Figure 5. Driver Amplifier Receive Bypass Circuit Board Layout. This is the silkscreen view of the assembly. The dimensions of the board are visible in the photo. Please click on the image to open in a new screen.
A 3-D rendering of the design is provided in Figure 6. Please note that some of the components are missing because 3-D models were not provided for the entire online library.
Figure 6. A 3-D Rendering of the Driver Amplifier Receive Bypass Circuit Board Layout. This 3-D virtual reality image was generated by EasyEDA. Some of the components are missing because 3-D images of the parts were not found in the library.
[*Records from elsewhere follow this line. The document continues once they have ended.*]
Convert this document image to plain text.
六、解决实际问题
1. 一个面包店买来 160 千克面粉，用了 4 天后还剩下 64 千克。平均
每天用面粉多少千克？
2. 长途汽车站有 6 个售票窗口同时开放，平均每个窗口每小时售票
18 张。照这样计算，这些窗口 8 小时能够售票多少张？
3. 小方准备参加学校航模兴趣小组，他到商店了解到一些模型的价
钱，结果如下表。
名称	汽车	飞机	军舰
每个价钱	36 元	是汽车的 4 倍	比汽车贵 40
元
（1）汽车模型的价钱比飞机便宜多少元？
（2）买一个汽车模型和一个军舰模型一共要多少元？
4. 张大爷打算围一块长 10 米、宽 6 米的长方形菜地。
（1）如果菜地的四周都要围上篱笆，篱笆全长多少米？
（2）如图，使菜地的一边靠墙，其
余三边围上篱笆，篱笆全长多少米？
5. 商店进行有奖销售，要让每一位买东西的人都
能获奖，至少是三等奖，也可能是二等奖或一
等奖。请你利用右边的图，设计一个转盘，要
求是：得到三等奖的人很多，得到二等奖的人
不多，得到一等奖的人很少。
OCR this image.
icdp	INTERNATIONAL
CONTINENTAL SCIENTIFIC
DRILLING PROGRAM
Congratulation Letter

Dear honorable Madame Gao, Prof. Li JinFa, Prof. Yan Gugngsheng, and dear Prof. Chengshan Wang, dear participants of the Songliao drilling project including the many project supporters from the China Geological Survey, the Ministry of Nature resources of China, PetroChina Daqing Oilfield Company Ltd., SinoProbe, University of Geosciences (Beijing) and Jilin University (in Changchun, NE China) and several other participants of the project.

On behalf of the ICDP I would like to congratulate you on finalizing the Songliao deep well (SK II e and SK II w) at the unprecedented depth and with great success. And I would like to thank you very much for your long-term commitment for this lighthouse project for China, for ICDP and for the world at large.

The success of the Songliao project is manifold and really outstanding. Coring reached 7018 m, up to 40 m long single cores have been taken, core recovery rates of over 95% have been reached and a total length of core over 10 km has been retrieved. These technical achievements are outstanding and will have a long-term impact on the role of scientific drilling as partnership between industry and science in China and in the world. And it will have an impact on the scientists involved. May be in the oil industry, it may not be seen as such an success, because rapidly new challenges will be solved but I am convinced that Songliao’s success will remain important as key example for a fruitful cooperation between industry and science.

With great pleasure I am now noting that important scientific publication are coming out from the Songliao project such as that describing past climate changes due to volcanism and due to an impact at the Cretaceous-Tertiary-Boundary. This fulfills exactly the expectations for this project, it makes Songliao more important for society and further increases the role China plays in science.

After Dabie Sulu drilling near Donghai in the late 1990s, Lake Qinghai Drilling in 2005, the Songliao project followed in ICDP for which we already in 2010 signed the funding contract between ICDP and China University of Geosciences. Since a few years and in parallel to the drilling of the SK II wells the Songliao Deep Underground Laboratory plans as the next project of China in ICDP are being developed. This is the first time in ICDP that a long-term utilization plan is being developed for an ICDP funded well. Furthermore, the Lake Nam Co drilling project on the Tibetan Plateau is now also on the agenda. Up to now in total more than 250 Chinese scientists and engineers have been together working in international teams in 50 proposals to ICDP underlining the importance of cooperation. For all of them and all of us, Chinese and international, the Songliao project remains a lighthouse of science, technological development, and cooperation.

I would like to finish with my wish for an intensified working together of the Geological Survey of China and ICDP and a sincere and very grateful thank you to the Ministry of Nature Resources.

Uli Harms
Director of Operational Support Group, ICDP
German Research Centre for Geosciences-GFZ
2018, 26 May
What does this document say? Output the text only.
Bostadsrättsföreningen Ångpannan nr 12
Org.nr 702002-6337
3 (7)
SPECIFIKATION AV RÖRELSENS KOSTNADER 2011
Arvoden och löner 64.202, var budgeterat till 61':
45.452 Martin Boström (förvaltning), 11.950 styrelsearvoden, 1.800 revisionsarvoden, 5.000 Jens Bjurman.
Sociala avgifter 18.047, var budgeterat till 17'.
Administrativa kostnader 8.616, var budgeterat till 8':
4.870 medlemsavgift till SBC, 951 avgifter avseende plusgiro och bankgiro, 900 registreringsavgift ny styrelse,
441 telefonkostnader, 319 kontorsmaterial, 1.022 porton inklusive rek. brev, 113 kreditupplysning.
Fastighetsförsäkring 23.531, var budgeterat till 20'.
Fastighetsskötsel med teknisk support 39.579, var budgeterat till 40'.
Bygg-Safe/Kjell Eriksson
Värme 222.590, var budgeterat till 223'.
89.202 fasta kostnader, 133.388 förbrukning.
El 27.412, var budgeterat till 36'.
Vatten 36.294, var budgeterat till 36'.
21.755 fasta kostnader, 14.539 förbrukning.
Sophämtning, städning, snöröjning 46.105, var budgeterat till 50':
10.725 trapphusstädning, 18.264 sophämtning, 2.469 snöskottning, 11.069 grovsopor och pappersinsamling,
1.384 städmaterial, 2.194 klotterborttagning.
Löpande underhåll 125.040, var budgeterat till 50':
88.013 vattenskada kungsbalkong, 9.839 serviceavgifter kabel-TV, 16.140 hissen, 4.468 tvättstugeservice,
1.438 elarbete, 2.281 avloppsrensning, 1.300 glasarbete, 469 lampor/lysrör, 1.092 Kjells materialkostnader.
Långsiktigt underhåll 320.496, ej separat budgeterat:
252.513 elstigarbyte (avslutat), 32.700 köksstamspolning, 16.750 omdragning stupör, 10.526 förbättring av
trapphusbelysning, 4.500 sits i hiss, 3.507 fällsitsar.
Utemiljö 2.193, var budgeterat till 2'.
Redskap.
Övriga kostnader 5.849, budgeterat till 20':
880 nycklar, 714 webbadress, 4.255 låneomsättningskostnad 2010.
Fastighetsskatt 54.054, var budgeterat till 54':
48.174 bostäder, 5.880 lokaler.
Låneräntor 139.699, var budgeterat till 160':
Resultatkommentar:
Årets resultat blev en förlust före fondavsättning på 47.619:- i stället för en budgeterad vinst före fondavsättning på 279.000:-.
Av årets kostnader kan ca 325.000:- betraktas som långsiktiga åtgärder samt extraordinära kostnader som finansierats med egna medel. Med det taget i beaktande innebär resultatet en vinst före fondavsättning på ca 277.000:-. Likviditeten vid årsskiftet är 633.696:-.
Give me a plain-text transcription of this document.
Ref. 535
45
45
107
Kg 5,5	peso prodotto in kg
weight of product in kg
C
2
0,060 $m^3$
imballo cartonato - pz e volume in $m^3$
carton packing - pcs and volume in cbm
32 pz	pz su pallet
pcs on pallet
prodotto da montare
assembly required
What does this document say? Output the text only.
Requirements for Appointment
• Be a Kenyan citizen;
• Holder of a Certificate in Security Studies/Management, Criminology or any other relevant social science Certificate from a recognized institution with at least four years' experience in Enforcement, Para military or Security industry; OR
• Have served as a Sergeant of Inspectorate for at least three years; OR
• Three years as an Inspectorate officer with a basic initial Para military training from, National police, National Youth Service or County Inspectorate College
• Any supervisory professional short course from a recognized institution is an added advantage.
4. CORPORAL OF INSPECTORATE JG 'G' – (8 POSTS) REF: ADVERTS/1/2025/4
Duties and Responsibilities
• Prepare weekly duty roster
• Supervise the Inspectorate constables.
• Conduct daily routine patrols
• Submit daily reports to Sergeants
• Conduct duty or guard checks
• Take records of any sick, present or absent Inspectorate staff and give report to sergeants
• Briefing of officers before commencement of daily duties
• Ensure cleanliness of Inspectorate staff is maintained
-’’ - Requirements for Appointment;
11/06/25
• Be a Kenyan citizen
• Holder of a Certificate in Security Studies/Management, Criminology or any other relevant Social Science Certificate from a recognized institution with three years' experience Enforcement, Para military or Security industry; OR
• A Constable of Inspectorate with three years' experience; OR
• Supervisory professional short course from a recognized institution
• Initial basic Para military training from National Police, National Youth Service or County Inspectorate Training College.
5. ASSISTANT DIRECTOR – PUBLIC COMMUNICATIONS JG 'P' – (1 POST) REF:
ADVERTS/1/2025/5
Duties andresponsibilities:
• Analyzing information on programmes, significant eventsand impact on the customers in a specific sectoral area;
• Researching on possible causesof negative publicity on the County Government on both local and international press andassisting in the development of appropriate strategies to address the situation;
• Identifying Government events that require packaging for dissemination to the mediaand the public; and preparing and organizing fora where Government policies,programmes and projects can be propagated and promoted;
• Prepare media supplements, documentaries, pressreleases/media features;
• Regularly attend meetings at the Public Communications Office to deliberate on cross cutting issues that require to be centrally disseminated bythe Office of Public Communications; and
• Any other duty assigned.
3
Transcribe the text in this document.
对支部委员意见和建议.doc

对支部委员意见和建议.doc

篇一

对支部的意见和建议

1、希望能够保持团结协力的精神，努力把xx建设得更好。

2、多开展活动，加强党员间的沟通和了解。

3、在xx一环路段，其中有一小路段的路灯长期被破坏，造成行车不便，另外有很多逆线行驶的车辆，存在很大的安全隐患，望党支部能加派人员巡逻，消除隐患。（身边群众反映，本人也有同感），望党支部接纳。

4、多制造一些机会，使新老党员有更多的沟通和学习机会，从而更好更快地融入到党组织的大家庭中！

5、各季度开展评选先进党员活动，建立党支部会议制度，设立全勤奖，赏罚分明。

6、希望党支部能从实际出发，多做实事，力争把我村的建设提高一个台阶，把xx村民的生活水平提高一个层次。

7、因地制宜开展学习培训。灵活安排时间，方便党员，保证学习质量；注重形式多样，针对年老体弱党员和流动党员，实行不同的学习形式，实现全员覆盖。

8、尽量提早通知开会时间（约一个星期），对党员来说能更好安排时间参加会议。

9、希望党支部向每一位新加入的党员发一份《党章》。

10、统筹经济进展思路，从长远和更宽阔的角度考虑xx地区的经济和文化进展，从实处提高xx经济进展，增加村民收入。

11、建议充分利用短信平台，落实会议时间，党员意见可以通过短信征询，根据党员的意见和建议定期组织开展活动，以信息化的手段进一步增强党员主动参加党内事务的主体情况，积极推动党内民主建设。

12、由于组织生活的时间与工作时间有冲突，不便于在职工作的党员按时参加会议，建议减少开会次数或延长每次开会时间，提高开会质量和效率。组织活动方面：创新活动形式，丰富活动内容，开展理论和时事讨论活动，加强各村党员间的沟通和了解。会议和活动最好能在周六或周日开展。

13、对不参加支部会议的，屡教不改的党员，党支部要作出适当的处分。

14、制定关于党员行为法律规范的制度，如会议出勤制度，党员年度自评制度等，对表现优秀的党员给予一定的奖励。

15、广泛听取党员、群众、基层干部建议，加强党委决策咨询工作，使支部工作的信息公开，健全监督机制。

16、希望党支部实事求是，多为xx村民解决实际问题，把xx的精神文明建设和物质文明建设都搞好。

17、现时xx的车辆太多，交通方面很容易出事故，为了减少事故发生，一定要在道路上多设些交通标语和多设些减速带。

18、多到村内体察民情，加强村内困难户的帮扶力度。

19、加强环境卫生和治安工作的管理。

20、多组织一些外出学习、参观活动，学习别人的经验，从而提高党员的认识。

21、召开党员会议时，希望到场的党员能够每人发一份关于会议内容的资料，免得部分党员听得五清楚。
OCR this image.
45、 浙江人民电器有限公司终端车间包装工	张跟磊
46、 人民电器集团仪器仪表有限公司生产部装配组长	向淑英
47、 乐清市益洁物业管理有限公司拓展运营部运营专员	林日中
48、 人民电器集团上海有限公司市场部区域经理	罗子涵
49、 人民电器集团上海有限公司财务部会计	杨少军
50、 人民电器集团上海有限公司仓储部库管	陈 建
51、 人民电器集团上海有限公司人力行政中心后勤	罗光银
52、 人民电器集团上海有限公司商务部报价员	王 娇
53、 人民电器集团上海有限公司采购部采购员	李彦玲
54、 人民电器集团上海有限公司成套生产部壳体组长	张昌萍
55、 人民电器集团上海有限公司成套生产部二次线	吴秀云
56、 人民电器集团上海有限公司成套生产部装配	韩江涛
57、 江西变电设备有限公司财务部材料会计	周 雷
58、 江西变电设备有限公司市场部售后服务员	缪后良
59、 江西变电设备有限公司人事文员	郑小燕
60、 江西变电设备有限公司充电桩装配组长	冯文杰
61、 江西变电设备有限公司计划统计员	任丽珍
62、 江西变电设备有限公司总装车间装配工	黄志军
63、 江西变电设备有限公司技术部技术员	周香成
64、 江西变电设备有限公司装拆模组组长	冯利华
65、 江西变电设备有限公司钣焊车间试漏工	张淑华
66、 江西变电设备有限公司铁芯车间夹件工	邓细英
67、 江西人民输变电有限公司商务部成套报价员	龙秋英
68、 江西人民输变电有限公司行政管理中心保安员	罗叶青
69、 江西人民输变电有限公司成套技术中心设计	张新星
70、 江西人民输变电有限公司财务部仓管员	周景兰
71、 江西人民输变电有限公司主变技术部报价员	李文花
Please click on the image to open in a new screen.
Conclusions
A design has been described that may be useful in conjunction with just about any RF amplifier for use in ham radio transceivers. The amplifier receiver bypass described in this paper will permit bi-directional operation as is required in one direction on transmit and the opposite direction on receive.
References
[1] https://www.aliexpress.us/w/wholesale-3W-shortwave-amplifier.html?g=y&SearchText=3W+shortwave+amplifier&sortType=price_asc
[2] https://www.aliexpress.us/w/wholesale-30W-shortwave-amplifier.html?spm=a2g0o.productlist.search.0
[3] 3W shortwave amplifier. Op. cit.
[4] https://www.amazon.com/JunPus-JP-DX2-Diamond-Thermal-Grease/dp/B0D7ZB43CF/ref=sr_1_1?crid=2Y1JXHD9J9MJZ&dib=eyJ2IjoiMSJ9.4cYW0erokqTHc7fpr9sWpA.vo3kXvGYCUoitzHMexiezvzYV0lb71EJvz3U3OOC614&dib_tag=se&keywords=JP-DX2-JunPus&qid=1761789390&sprefix=jp-dx2-junpus+%2Caps%2C85&sr=8-1
[5] https://www.ti.com/lit/ds/symlink/lm317.pdf
[6] https://easyeda.com/
[7] https://jlcpcb.com/
Disclaimers
This circuit design is provided for informational and educational purposes only and is supplied “as is” and without warranties of any kind, express, implied, or statutory. No representations or warranties are made regarding the accuracy, adequacy, completeness, legality, reliability, or usefulness of this information, either in isolation or in the aggregate. This circuit design may contain links to or information based on external sources or third-party content. Endorsement and responsibility for the accuracy or reliability of such third-party information or for the content of any linked websites are not taken.